Dean laughs a dry, brittle, almost cracking laugh as he swipes his hands across his face and rests his elbows on his knees. “I’ll be dead ten years from now, Dora. Guys like me don’t get to have a future.”
*****
They schedule him for a follow-up next week, and Dean leaves with marching orders to stop taking the stimulants and lay off the alcohol. He steps out the waiting room door and back into the bedroom he’s been sleeping in at Bobby’s house. Once he pulls himself together, he wanders downstairs into the kitchen to find Sam head-first in the fridge looking for something to eat for lunch.

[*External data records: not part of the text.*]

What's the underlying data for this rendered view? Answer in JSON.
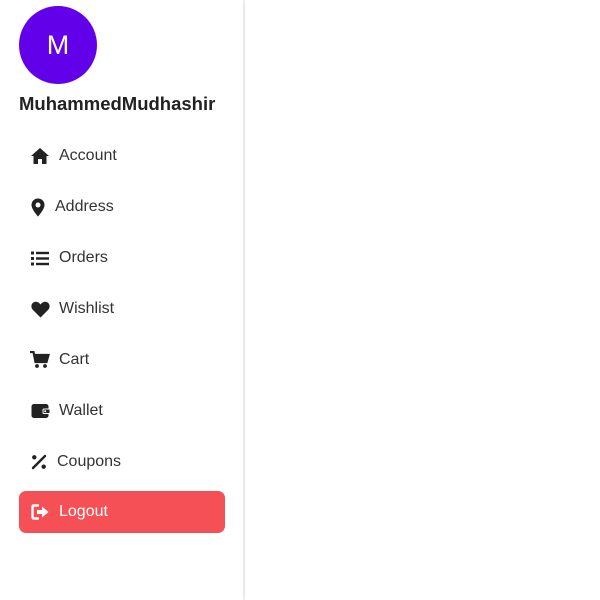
{
  "profile": {
    "avatar_initial": "M",
    "username": "MuhammedMudhashir",
    "avatar_color": "#6200ea"
  },
  "menu": {
    "items": [
      {
        "label": "Account",
        "icon": "home-icon"
      },
      {
        "label": "Address",
        "icon": "map-pin-icon"
      },
      {
        "label": "Orders",
        "icon": "list-icon"
      },
      {
        "label": "Wishlist",
        "icon": "heart-icon"
      },
      {
        "label": "Cart",
        "icon": "cart-icon"
      },
      {
        "label": "Wallet",
        "icon": "wallet-icon"
      },
      {
        "label": "Coupons",
        "icon": "percent-icon"
      }
    ],
    "logout": {
      "label": "Logout",
      "icon": "logout-icon",
      "color": "#f55055"
    }
  }
}
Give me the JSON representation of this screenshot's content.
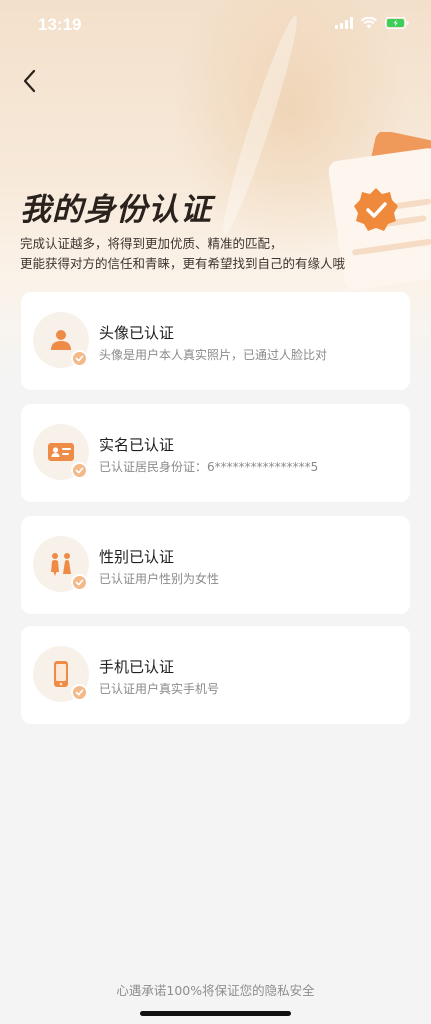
{
  "status_bar": {
    "time": "13:19"
  },
  "header": {
    "title": "我的身份认证",
    "subtitle_line1": "完成认证越多，将得到更加优质、精准的匹配，",
    "subtitle_line2": "更能获得对方的信任和青睐，更有希望找到自己的有缘人哦"
  },
  "cards": [
    {
      "icon": "avatar-icon",
      "title": "头像已认证",
      "desc": "头像是用户本人真实照片，已通过人脸比对"
    },
    {
      "icon": "id-card-icon",
      "title": "实名已认证",
      "desc": "已认证居民身份证：6****************5"
    },
    {
      "icon": "gender-icon",
      "title": "性别已认证",
      "desc": "已认证用户性别为女性"
    },
    {
      "icon": "phone-icon",
      "title": "手机已认证",
      "desc": "已认证用户真实手机号"
    }
  ],
  "footer": {
    "note": "心遇承诺100%将保证您的隐私安全"
  },
  "colors": {
    "accent": "#ee8b47",
    "check": "#f2b98a",
    "card_bg": "#ffffff",
    "page_bg": "#f4f4f4"
  }
}
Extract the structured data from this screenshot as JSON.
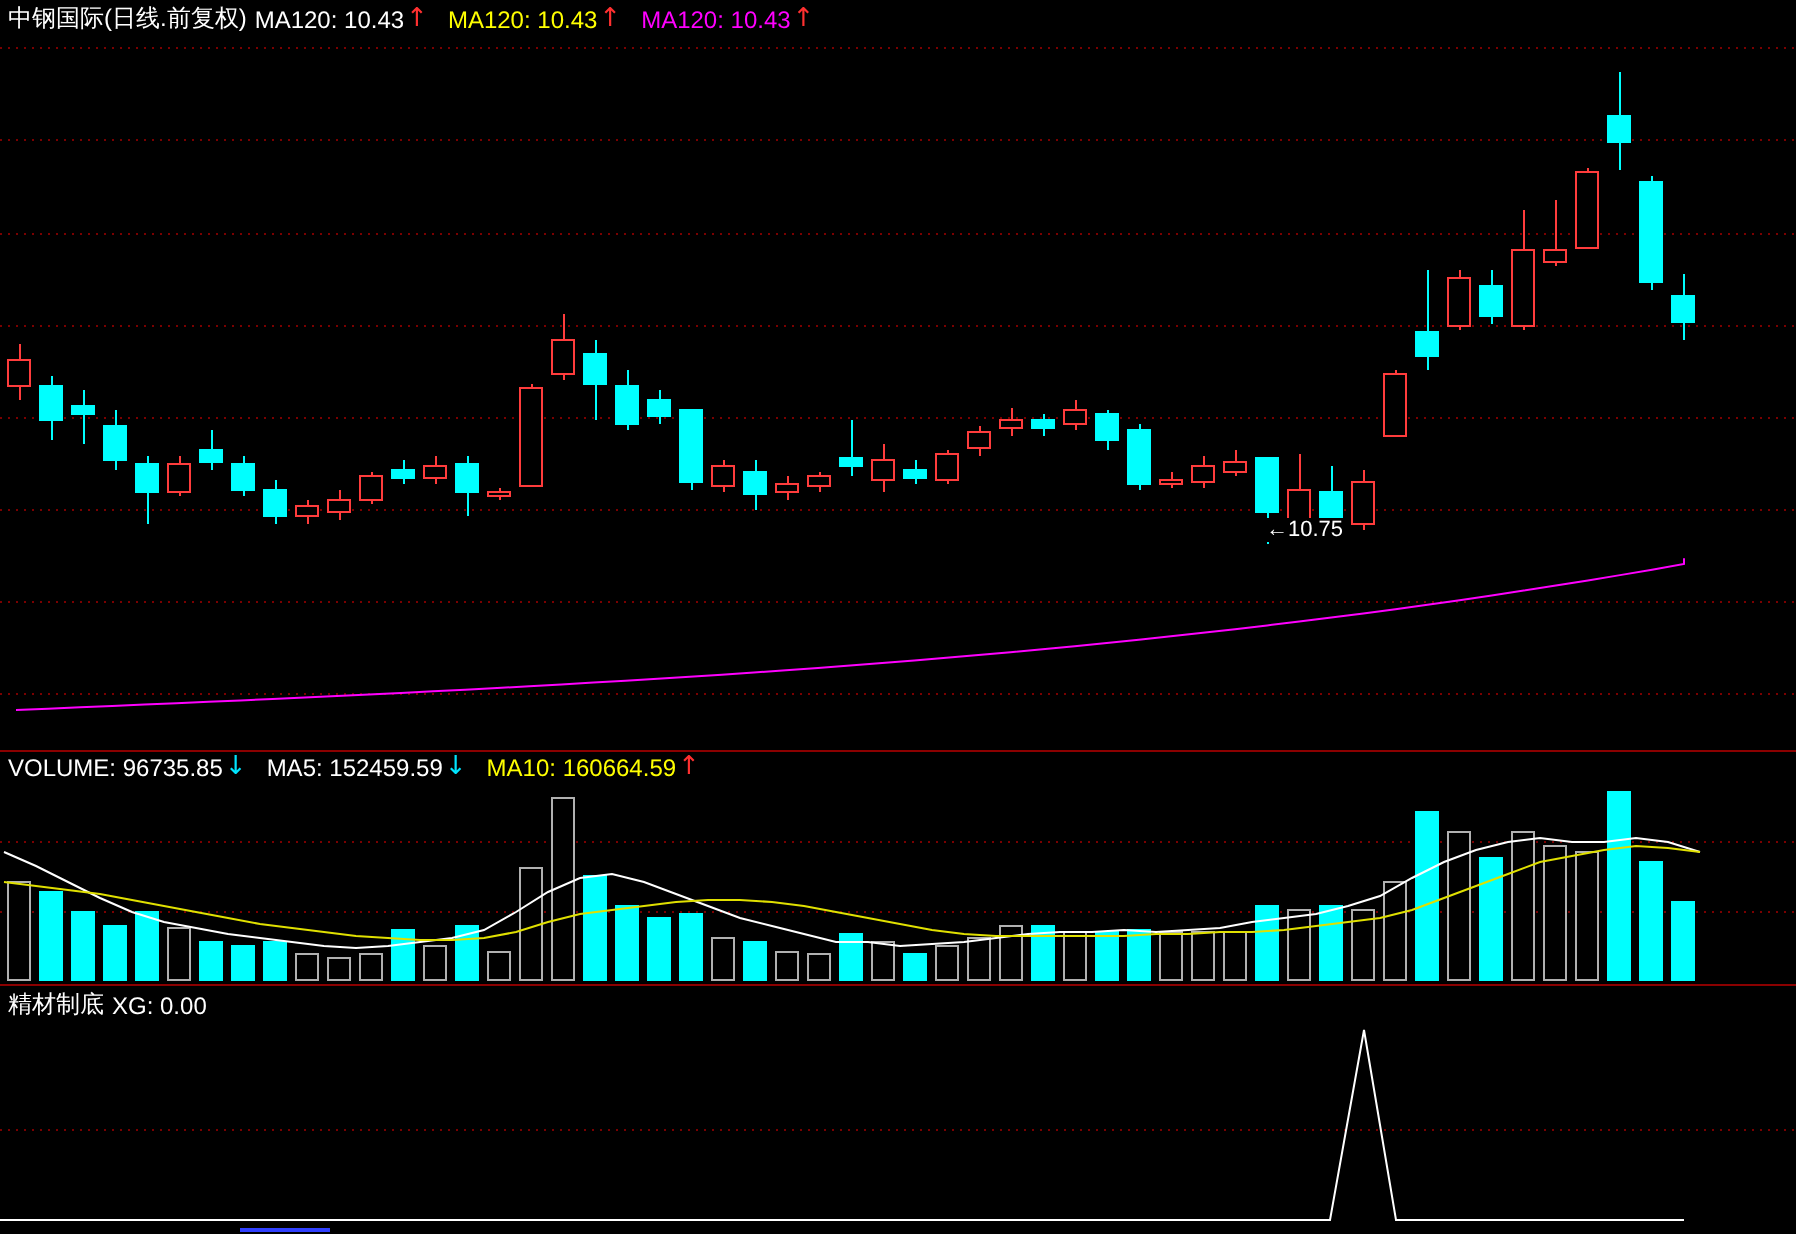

“Want a beer?” Sam asks as he sees Dean come in. He works his way back out of the fridge to drop the stuff to make sandwiches with onto the counter. “I’m making turkey on rye. You want one?”
“I’ll take you up on the food,” Dean says, “but skip the beer, okay?”
“No beer?” Sam snorts. “Christo!”
“I’m not possessed, asshole.” Dean huffs. “I just need to lay off for a while.”
“Dora thinks you have a drinking problem?” Sam’s voice is a mix of stunned and flat.
“Not exactly.” Dean shrugs. “Maybe I think I do.”
Sam gives him a Pepsi, and gets himself a Sprite.